You ever met anyone like that? I know I have. People who feel like God is a great disappointment to them.

2. Disappointment in themselves

Quote 2 is from Cormac McCarthy’s novel ‘No Country for Old Men’.

I won’t ask you to raise your hand if you’ve read it, because I know good people like you would never read a book like that! Actually, I’m sure most of you haven’t read the book, but many of you have seen the movie, so I’ll put my friend Tommy Lee up who played this character.

The retired and aging sherif says to his uncle “I always thought that when I got older that God would sort of come into my life in some way. He didn’t. I don’t blame him. If I was him I would have the same opinion about me that he does.”

You ever met anyone like that? I have. People who feel like their lives are a great disappointment to God.

In either case, Jesus disarms our cynicism in the same way: His Gentleness.

God is not scared away by our questions, and our hurts, and our baggage. And we as Christians shouldn’t be either.

Handling people’s cynicism in a gentle way requires that we don’t become defensive when we receive criticism. And that’s not easy.

When people take cheap shots at you, and make fun of you on the internet because you’re a Christian and you like church.

It’s not easy, but that is a prime opportunity to show gentleness to cynical people, because that’s what we see Jesus doing.

Can I tell you something I’ve learned as someone who gets talked about a lot?

I find that you can ask yourself one of two questions:

  1. How does this make me feel?
  2. How can I respond to this situation with gentleness?

Closing Statement

I’ll close with this:

The Gentleness of Jesus has the power to change the world.
One of the greatest decisions you will ever make is to let Jesus be THE model for how you life your life.

To let his actions become your actions.
To let his words become your words.
To let his attitude become your attitude.

That is not NECESSARILY the same thing as becoming a Christian.
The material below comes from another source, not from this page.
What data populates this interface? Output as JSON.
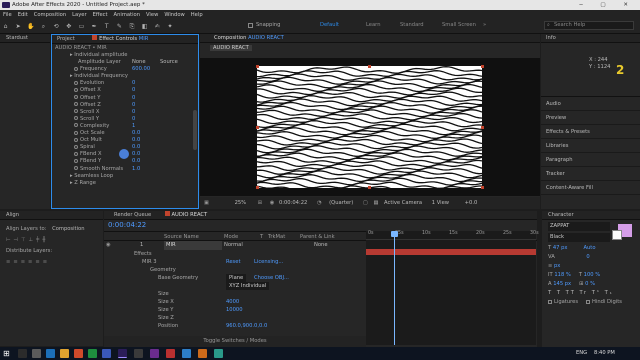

Some people have been Christians for 20 years, 30 years and have still never made that commitment to truly let Jesus take the lead in how they live their life.
As followers of Jesus, it’s absolutely critical that we commit with all of our heart to let Jesus take the lead in every situation.
It’s critical for us to honestly ask ‘What would Jesus do?’ and then change what WE do to line up with what HE would do.
We let Jesus take the lead and we open our hearts to be changed by him.
We let his love turn into our love.
We let his patience turn into our patience.
We let his courage turn into our courage.
We let his gentleness turn into our gentleness.